Instinctivement, je plie les jambes et c’est à genoux que je finis par me poser à 40 mètres, sur le mur de la coque tribord, délicatement, solennellement comme on le ferait en entrant dans une église, comme une marque de respect à la mémoire des 782 personnes disparues. Sous l’éclairage de Franck, je prends mes premiers clichés avant de débuter la visite en direction de la proue en longeant la coque. Les hublots défilent les uns après les autres. Nous progressons aisément malgré le courant à peine perceptible mais néanmoins amplifié par le défilement des particules en suspension dans le halo de nos phares.
Le « Léo » comme il est surnommé par les plongeurs du coin, est une épave enivrante, envoutante, elle fascine… Elle est titanesque !
Dans la pénombre omniprésente de cette épave, je n’ai qu’une vision parcellaire mais combien fantastique. cette sensation est sans nul doute, accentuée par l’atmosphère sombre. L’ambiance qui y règne est vraiment fantomatique, elle n’est pas sans me rappeler celle dans laquelle baigne, l’une de mes épaves fétiches de la côte catalane: “Le Saumur”. J’y perçois exactement le même sentiment, celui d’être comme sous une chape de plomb tellement l’obscurité est omniprésente.
Tout au long de la plongée, je tente au travers de mon objectif, de traduire notre grand sentiment d’humilité face à ce géant. Les bossoirs ou les points d’amarrage du “Saumur” semblent minuscules par rapport à ceux du Léopoldville. Ici, tout semble démesuré. J’ai vraiment le sentiment d’être tout, tout petit, ce qui me conforte dans l’idée de visiter l’épave avec respect, sur la pointe des palmes, avec beaucoup d’humilité.
Tout en poursuivant la visite de ce monstre d’acier, en déambulant dans les coursives qui ont basculé de 90°, certains objets personnels sont là pour nous rappeler les circonstances du naufrage, la tragédie qui a marqué ce 24 décembre 1944 et la vue des casques des GI’s est là pour nous rappeler le sacrifice de certaines et certains, venus en France afin que de nobles valeurs restent intactes. Ces casques, je prends soin de les photographier, non pas par voyeurisme mais par Devoir de Mémoire, pour la postérité afin que l’on n’oublie pas ce que nous devons à nos aïeux… Et comme dit mon Ami Francis Micheletti à qui les membres du “SDE ont confié en 2016, l’écriture de l’histoire de notre Groupe, c’est en sachant d’où l’on vient que l’on sait où l’on va !

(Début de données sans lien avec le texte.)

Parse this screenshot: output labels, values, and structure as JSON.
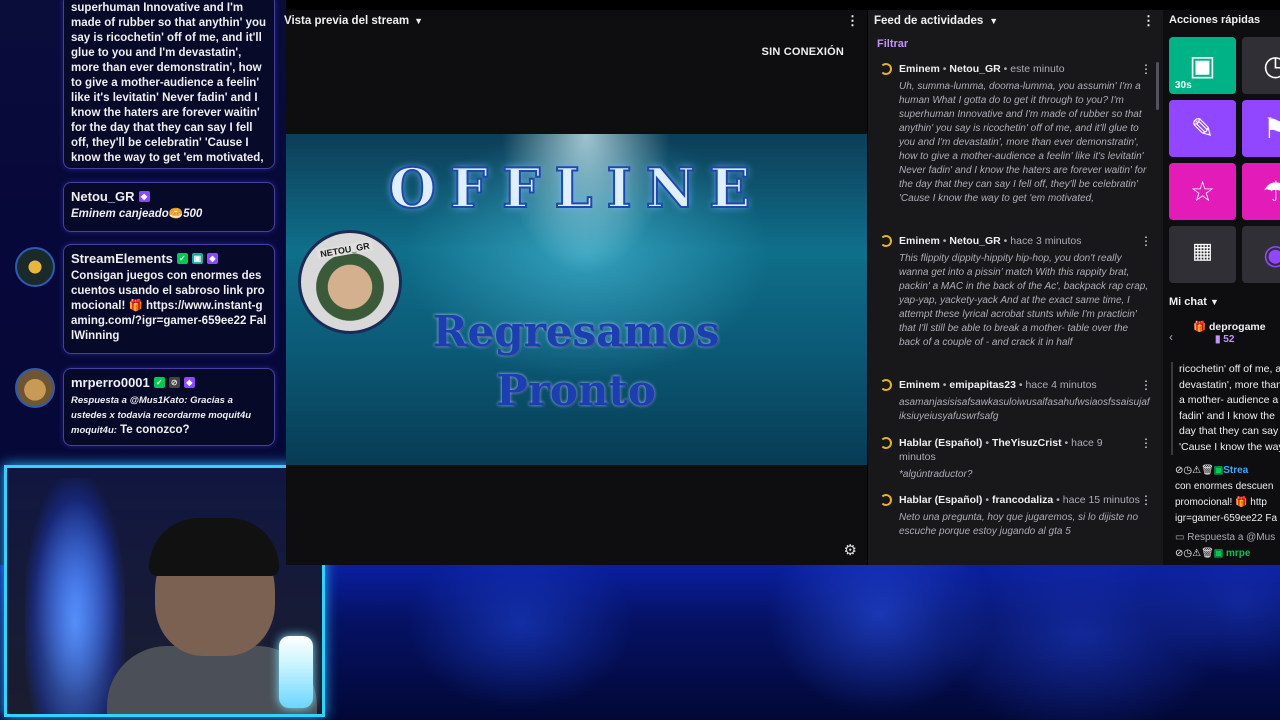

Les ordinateurs affichent 57 mètres et déjà 15 minutes, il est temps de remonter, mais c’est sur l’insistance de Franck que je me libère de l’envoûtement du “Léo” et que nous amorçons effectivement le retour vers la lumière. A l’issue des paliers, nous revenons à la réalité, les creux de trois mètres sont toujours là ! Le retour sur le bateau de l’ASAM est tout aussi chaotique que la mise à l’eau, nous sommes ballotés comme des bouchons. Je vois encore Jean Olive déployer tout son talent pour nous récupérer dans les meilleures conditions de sécurité possible et j’ai toujours aujourd’hui, cette vision de l’étrave du bateau de plongée qui au sommet d’une vague semblait monter à dix mètres de haut… Oui, le Léopoldville se mérite avant et après la plongée.

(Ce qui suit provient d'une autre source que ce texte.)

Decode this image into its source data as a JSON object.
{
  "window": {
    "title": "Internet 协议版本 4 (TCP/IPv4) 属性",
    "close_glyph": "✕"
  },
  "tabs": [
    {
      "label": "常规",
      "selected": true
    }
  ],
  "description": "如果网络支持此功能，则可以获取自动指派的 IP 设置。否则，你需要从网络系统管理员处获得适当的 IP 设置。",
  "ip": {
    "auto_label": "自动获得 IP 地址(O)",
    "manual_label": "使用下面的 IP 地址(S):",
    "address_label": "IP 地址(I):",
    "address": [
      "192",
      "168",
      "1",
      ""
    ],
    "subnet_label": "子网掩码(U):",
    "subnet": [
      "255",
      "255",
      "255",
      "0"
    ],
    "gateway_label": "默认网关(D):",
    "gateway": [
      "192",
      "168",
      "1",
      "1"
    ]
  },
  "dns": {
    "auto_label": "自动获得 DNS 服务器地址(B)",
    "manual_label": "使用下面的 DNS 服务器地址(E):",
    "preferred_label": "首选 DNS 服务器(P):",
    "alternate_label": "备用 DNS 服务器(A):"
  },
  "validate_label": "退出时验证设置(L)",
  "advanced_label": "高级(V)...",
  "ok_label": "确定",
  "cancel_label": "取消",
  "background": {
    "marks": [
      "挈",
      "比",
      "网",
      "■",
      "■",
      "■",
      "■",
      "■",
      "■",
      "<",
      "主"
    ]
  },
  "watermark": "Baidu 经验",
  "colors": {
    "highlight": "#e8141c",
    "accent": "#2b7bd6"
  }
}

Une fois à bord, et après m’être déséquipé, instinctivement mon regard se porte sur la côte que l’on devine à l’horizon. J’ai alors une pensée pour le Commandant Limbor qui en cette fin d’après-midi du 24 décembre 1944 était soulagé de voir la côte si proche et je me dis finalement que dans les circonstances tragiques de ce naufrage, cette côte française n’était pas si proche que cela…
Sur le chemin du retour vers Cherbourg, mes pensées vont une nouvelle fois pour ces femmes et ces hommes. Je n’oublie pas, qu’il y a 73 ans en cette nuit de la nativité, ils ont été touchés par le destin, la fatalité. Tout homme ou toute femme, qu’ils soient sur terre, sur mer ou dans les airs, espère retrouver les siens et reposer auprès d’eux. Pour ceux et celles du Léopoldville, 782 d’entre eux, ne revirent jamais la chaleur de leurs foyers. Certains reposent au cimetière américain de Colleville sur Mer et beaucoup d’autres, n’ont tout simplement jamais été retrouvés.
Le Léopoldville, un pan d’histoire à découvrir
(Récit de Franck Gentili)
Après une première expédition au mois de mars, Patrice et moi reprenons la route vers le nord-ouest de la France pour une série de photos en plongée sur les épaves au large d’Arromanches et de Saint-Malo, avec comme point d’orgue à la fin du séjour, la planification de deux plongées sur Le Léopoldville. Patrice m’en avait beaucoup parlé, avec sa passion habituelle. A cette époque les plongées sur ce paquebot légendaire sont strictement contingentées. Seuls deux clubs ont les autorisations pour y larguer des plongeurs et il faut s’inscrire longtemps à l’avance en déclinant identités, motivations, cartes de niveaux, etc. Patrice a choisi le club de l’ASAM, celui de Jean-Olive. Quel personnage ! Attachant et passionné. Il avait retapé de ses mains une vielle pilotine, qu’il avait transformé en un magnifique bateau de plongée.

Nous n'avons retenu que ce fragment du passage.